Wer im Sauerland mit der Bahn unterwegs ist, braucht ab heute mehr Geduld. Auf der Strecke Arnsberg – Meschede stehen umfangreiche Bauarbeiten an, die dafür sorgen, dass dort erstmal keine Züge mehr fahren. Die Sperrung gilt von Freitagabend 21 Uhr bis zum 7. Mai um 5 Uhr, wie die Bahn mitteilt. Betroffen sind die Züge der Linie RE17 und RE57. Für diese gelten während der Sperrung gesonderte Fahrpläne, die online abrufbar und an den Bahnsteigen ausgehängt sind, so die Bahn.
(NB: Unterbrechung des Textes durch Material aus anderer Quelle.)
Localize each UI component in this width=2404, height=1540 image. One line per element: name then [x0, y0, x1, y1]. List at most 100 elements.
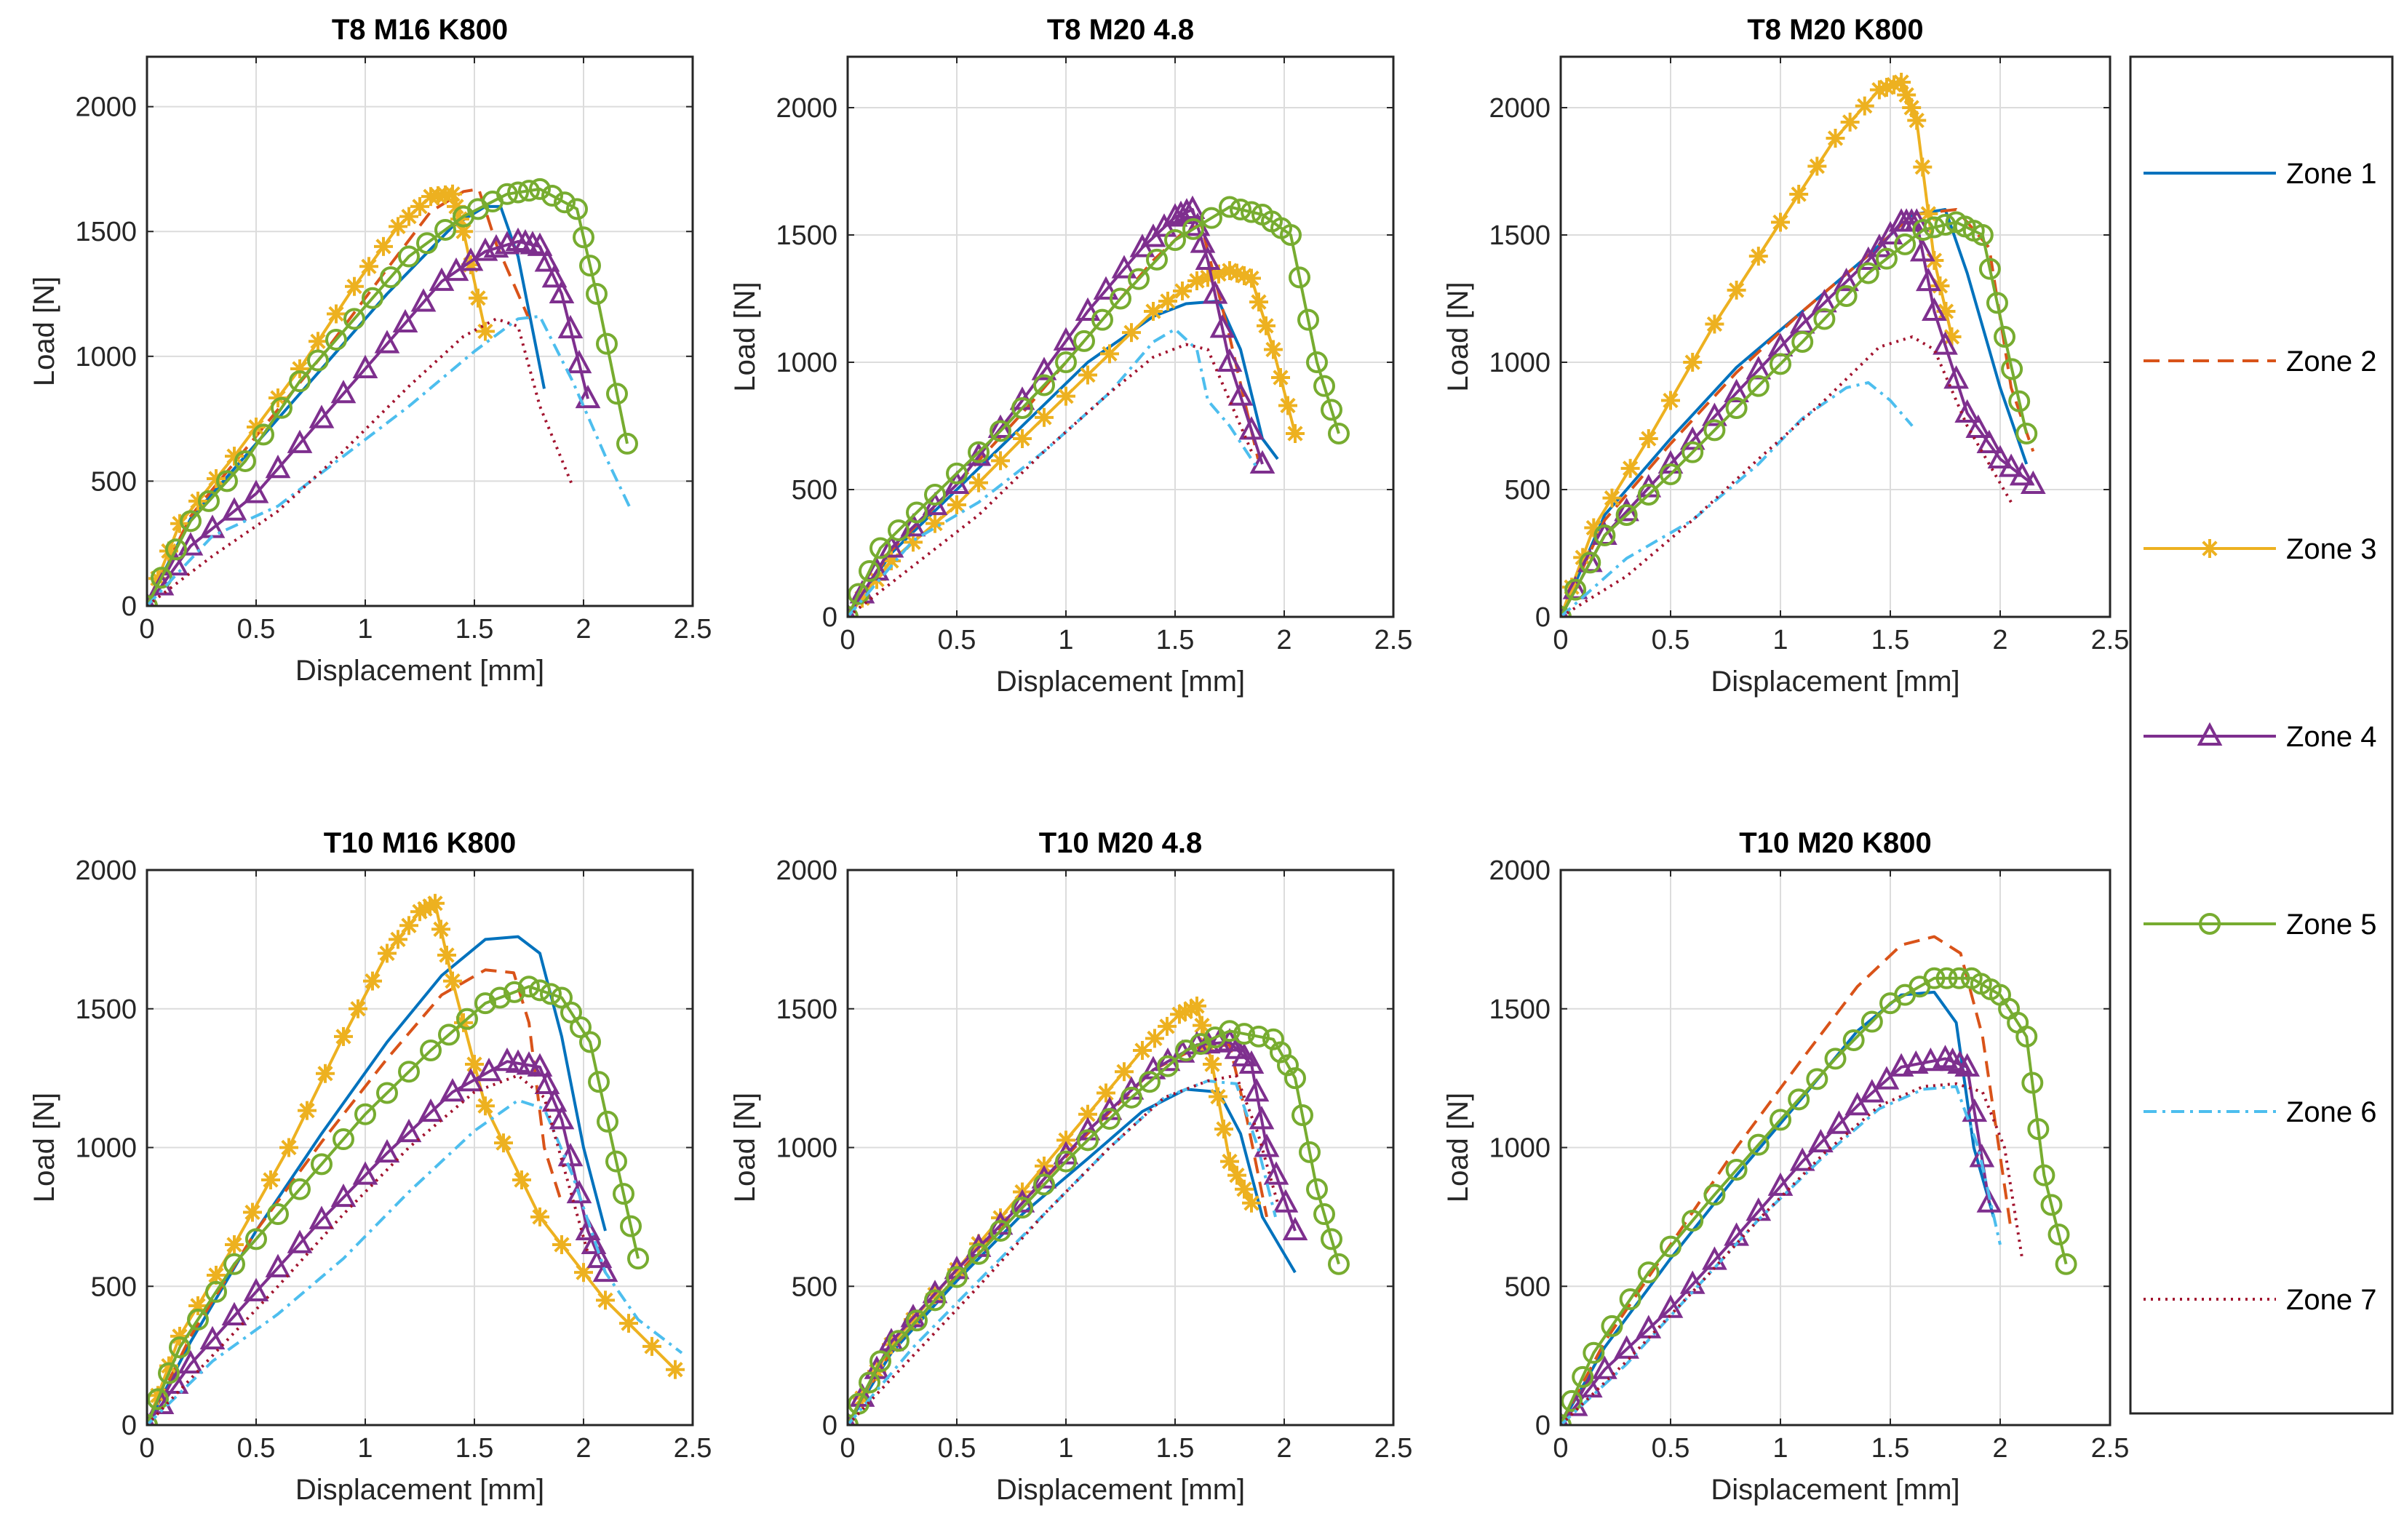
x-axis-label: Displacement [mm] [1711, 1474, 1959, 1506]
data-point-asterisk [1209, 1087, 1227, 1106]
panel-title: T8 M20 K800 [1747, 14, 1923, 46]
data-point-triangle [581, 1230, 607, 1255]
data-point-triangle [557, 314, 584, 339]
data-point-circle [1291, 1104, 1313, 1126]
data-point-circle [869, 537, 891, 559]
series-group [1561, 73, 2046, 617]
asterisk-stroke [350, 1001, 366, 1017]
legend-label: Zone 7 [2286, 1284, 2377, 1316]
data-point-circle [1110, 287, 1131, 310]
data-point-circle [223, 1253, 245, 1275]
data-point-triangle [541, 1088, 568, 1112]
data-point-circle [169, 1336, 191, 1359]
x-tick-label: 2 [576, 614, 591, 645]
data-point-asterisk [1278, 396, 1297, 415]
asterisk-stroke [1728, 282, 1745, 298]
asterisk-stroke [597, 1292, 613, 1308]
data-point-triangle [1614, 1335, 1639, 1359]
x-tick-label: 2 [576, 1433, 591, 1464]
data-point-circle [205, 1280, 227, 1303]
data-point-asterisk [374, 236, 393, 256]
data-point-triangle [418, 1098, 444, 1122]
data-point-triangle [147, 591, 155, 606]
data-point-triangle [1962, 1098, 1988, 1122]
asterisk-stroke [346, 279, 362, 295]
data-point-circle [1637, 484, 1660, 506]
data-point-triangle [309, 404, 335, 428]
data-point-circle [354, 1103, 376, 1125]
x-tick-label: 0.5 [1652, 1433, 1690, 1464]
y-tick-label: 1000 [1489, 348, 1551, 378]
data-point-triangle [1922, 297, 1947, 321]
data-point-circle [613, 1183, 634, 1205]
asterisk-stroke [1098, 1085, 1114, 1101]
data-point-circle [1201, 207, 1222, 229]
x-tick-label: 1.5 [1156, 1433, 1195, 1464]
legend-label: Zone 1 [2286, 158, 2377, 190]
data-point-triangle [287, 429, 313, 453]
series-line-zone-5 [147, 985, 640, 1425]
data-point-asterisk [596, 1290, 615, 1310]
data-point-asterisk [363, 971, 382, 991]
data-point-circle [307, 349, 329, 372]
data-point-circle [1219, 1020, 1241, 1042]
data-point-triangle [592, 1258, 618, 1282]
data-point-circle [1747, 375, 1770, 397]
y-tick-label: 1500 [776, 220, 837, 251]
series-line-zone-7 [848, 343, 1253, 617]
data-point-asterisk [437, 945, 456, 965]
data-point-circle [289, 370, 311, 393]
data-point-circle [1703, 1184, 1726, 1206]
legend-label: Zone 5 [2286, 909, 2377, 941]
data-point-triangle [392, 308, 418, 333]
data-point-circle [1806, 1068, 1828, 1090]
series-group [147, 893, 685, 1425]
data-point-circle [216, 470, 238, 492]
panel-title: T10 M20 K800 [1739, 827, 1932, 859]
data-point-asterisk [1748, 247, 1768, 266]
y-axis-label: Load [N] [1442, 1093, 1474, 1202]
data-point-triangle [1238, 1050, 1265, 1074]
asterisk-stroke [1222, 1153, 1238, 1170]
data-point-asterisk [1271, 368, 1290, 387]
data-point-circle [554, 191, 576, 214]
data-point-circle [620, 1215, 642, 1237]
asterisk-stroke [1909, 112, 1925, 129]
legend-label: Zone 2 [2286, 346, 2377, 378]
data-point-circle [1857, 262, 1879, 284]
data-point-asterisk [349, 999, 367, 1018]
data-point-triangle [520, 231, 546, 255]
data-point-triangle [163, 551, 189, 576]
asterisk-stroke [1204, 1056, 1220, 1072]
asterisk-stroke [226, 1237, 242, 1253]
data-point-circle [1875, 247, 1898, 270]
x-tick-label: 1 [357, 614, 373, 645]
data-point-triangle [1767, 1172, 1794, 1196]
data-point-circle [888, 1330, 910, 1352]
series-group [1561, 935, 2077, 1425]
data-point-triangle [330, 380, 357, 404]
asterisk-stroke [161, 543, 177, 559]
asterisk-stroke [361, 258, 377, 274]
data-point-triangle [1190, 229, 1216, 253]
legend-label: Zone 4 [2286, 721, 2377, 753]
data-point-asterisk [512, 1170, 531, 1190]
series-line-zone-4 [147, 240, 589, 606]
data-point-circle [504, 981, 525, 1003]
data-point-circle [234, 450, 256, 472]
data-point-circle [1894, 233, 1917, 255]
data-point-circle [906, 501, 928, 524]
data-point-circle [343, 308, 365, 330]
data-point-circle [906, 1309, 928, 1332]
data-point-triangle [566, 1179, 592, 1204]
data-point-circle [2047, 1224, 2070, 1246]
asterisk-stroke [1265, 341, 1281, 358]
data-point-circle [507, 181, 529, 204]
data-point-triangle [1179, 195, 1206, 219]
x-tick-label: 1.5 [455, 1433, 494, 1464]
data-point-circle [579, 1031, 601, 1053]
data-point-triangle [1976, 1189, 2002, 1213]
legend-label: Zone 6 [2286, 1096, 2377, 1128]
y-tick-label: 500 [91, 466, 137, 497]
Abrufbar sind sie unter bahn.de/service/fahrplaene sowie unter zuginfo.nrw/bauarbeiten.
Tunnel werden saniert
Grund für die Sperrung sind Bauarbeiten an zwei Tunneln auf der Strecke. Diese werden umfangreich saniert, u.a. stehen Spritzbetonarbeiten an den Tunnelinnenwänden auf dem Bauplan. Außerdem werden Maßnahmen zur Stabilisierung und zur besseren Entwässerung ergriffen. Die Tunnel sollen langfristig vollständig erneuert werden. Dafür sind noch Anpassungen an der Infrastruktur notwendig, wie etwa an der Stellwerktechnik. Da die Planungen dieser Arbeiten aktuell noch andauern, werden beide Tunnel bis zu ihrer Erneuerung planmäßig weiter instandgehalten. Während der Arbeiten sei Baulärm nicht immer zu vermeiden, so die Bahn.
Weitere Arbeiten ab Juni
Nach Abschluss der Arbeiten ist die Strecke nur kurzzeitig wieder befahrbar. Schon ab Juni stehen weitere Sperrungen an, diesmal wegen Instandhaltungsarbeiten an insgesamt drei Eisenbahnbrücken zwischen Neheim-Hüsten und Meschede. In der Zeit vom 15. Juni bis zum 12. Dezember 2026 kommt es daher zu einer weiteren Sperrung auf der Strecke. Die Planungen dafür laufen, dazu zählt die Erarbeitung eines Ersatzkonzeptes für den Nahverkehr. Dieses will die Bahn rechtzeitig vor der Sperrung bekanntgeben.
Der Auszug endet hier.